Moi je crois pas ! de Jean-Claude Grumbert mise en scène par Charles Tordjman, à Paris
© Giovanni Cittadini Cesi
Théâtre Edouard VII jusqu’au 28/12/2012 à 19h
10, place Edouard VII
75009 Paris
Pierre Arditi (Henri) et Catherine Hiegel (Solange) forme un couple que tout oppose, là où leur désaccord chronique, moteur d’une vie de couple routinière, sous-tend une tendresse et un attachement indéfectibles. Pour un duo d’acteurs au sommet.

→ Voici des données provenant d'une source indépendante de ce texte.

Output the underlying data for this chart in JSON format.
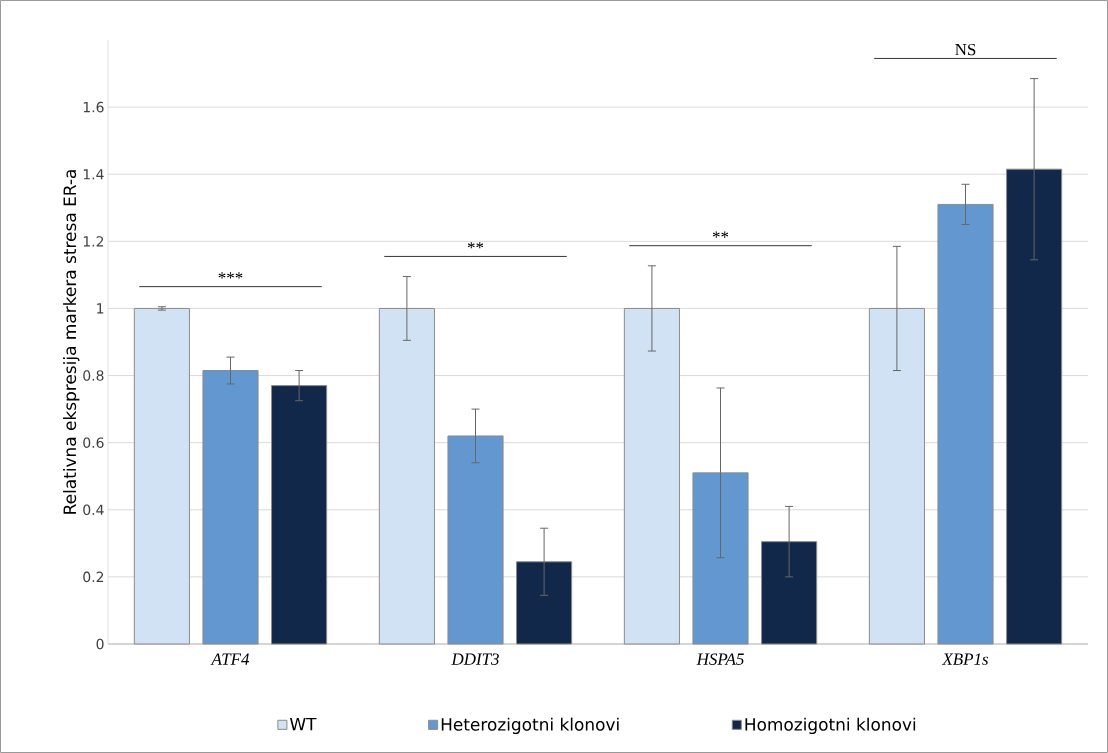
{
  "chart_data": {
    "type": "bar",
    "ylabel": "Relativna ekspresija markera stresa ER-a",
    "categories": [
      "ATF4",
      "DDIT3",
      "HSPA5",
      "XBP1s"
    ],
    "series": [
      {
        "name": "WT",
        "color": "#d0e2f3",
        "values": [
          1.0,
          1.0,
          1.0,
          1.0
        ],
        "errors": [
          0.005,
          0.095,
          0.127,
          0.185
        ]
      },
      {
        "name": "Heterozigotni klonovi",
        "color": "#6397d0",
        "values": [
          0.815,
          0.62,
          0.51,
          1.31
        ],
        "errors": [
          0.04,
          0.08,
          0.253,
          0.06
        ]
      },
      {
        "name": "Homozigotni klonovi",
        "color": "#12284a",
        "values": [
          0.77,
          0.245,
          0.305,
          1.415
        ],
        "errors": [
          0.045,
          0.1,
          0.105,
          0.27
        ]
      }
    ],
    "ylim": [
      0,
      1.8
    ],
    "yticks": [
      0,
      0.2,
      0.4,
      0.6,
      0.8,
      1,
      1.2,
      1.4,
      1.6
    ],
    "grid": "y",
    "legend": "bottom",
    "annotations": [
      "***",
      "**",
      "**",
      "NS"
    ]
  }
}
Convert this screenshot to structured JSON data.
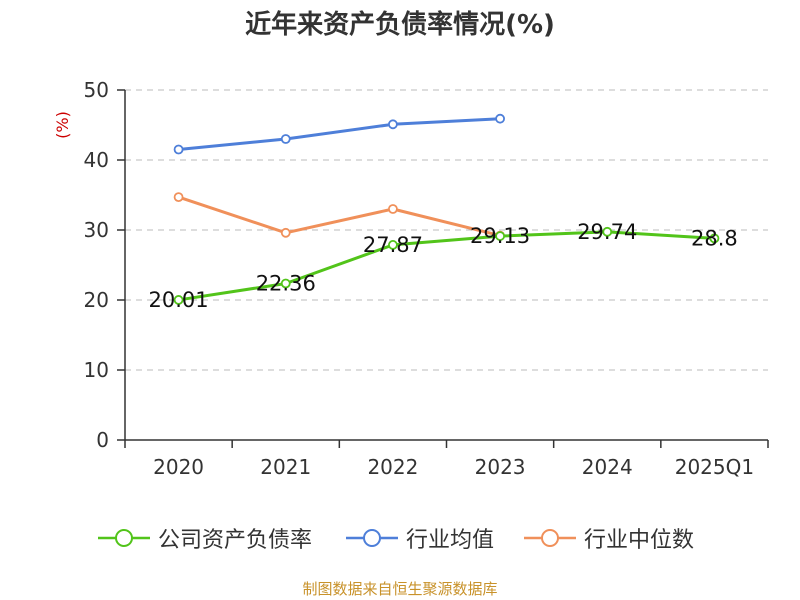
{
  "chart_data": {
    "type": "line",
    "title": "近年来资产负债率情况(%)",
    "ylabel": "(%)",
    "xlabel": "",
    "categories": [
      "2020",
      "2021",
      "2022",
      "2023",
      "2024",
      "2025Q1"
    ],
    "ylim": [
      0,
      50
    ],
    "yticks": [
      0,
      10,
      20,
      30,
      40,
      50
    ],
    "grid": true,
    "legend_position": "bottom",
    "series": [
      {
        "name": "公司资产负债率",
        "color": "#52c41a",
        "values": [
          20.01,
          22.36,
          27.87,
          29.13,
          29.74,
          28.8
        ],
        "labels": [
          "20.01",
          "22.36",
          "27.87",
          "29.13",
          "29.74",
          "28.8"
        ],
        "show_labels": true
      },
      {
        "name": "行业均值",
        "color": "#4e7fd9",
        "values": [
          41.5,
          43.0,
          45.1,
          45.9,
          null,
          null
        ],
        "show_labels": false
      },
      {
        "name": "行业中位数",
        "color": "#f0905a",
        "values": [
          34.7,
          29.6,
          33.0,
          29.2,
          null,
          null
        ],
        "show_labels": false
      }
    ]
  },
  "legend": {
    "items": [
      "公司资产负债率",
      "行业均值",
      "行业中位数"
    ]
  },
  "source_note": "制图数据来自恒生聚源数据库"
}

Il ne croit en rien, elle veut croire en tout. Et à partir de ce postulat, la discussion s’engage sur différents sujets allant, entre autres, de l’existence du yéti, à une vie après la mort, aux nègres dans la littérature, à la thèse du complot dans les évènements du 11 septembre, au lobby juif, à la théorie de l’évolution ou encore à l’immaculée conception. Le tout étant propice à une contradiction argumentée, mêlant la mauvaise foi caractérisée d’Henri à l’ingénuité et la crédulité de Solange, où chacun des protagonistes défend mordicus son point de vue tout en ébranlant ses propres certitudes.
Entre humour grinçant sur l’usure de la vie à deux et raillerie des idées reçues, c’est le portrait en creux d’un homme et d’une femme avec des heures de vol au compteur auquel on assiste. Lesquels ont juste oublié de se reconquérir, happés par leur égoïsme et l’omniprésence de la télévision, où leur provocation stérile est leur manière de se rappeler encore à l’autre.
Vincent Tordjman a choisi un espace contemporain et lumineux, assorti d’un jeu subtil de couleurs pastels, qui offre une juste distance en assurant fluidité et neutralité à la joute orchestrée.
Les deux comédiens sont excellents et attachants. Catherine Hiegel, toute en intériorité et tendresse à fleur de mots avec une assurance faussement innocente, fait face à la la supériorité péremptoire et définitive campée magistralement par Pierre Arditi, tour à tour coléreux et excédé.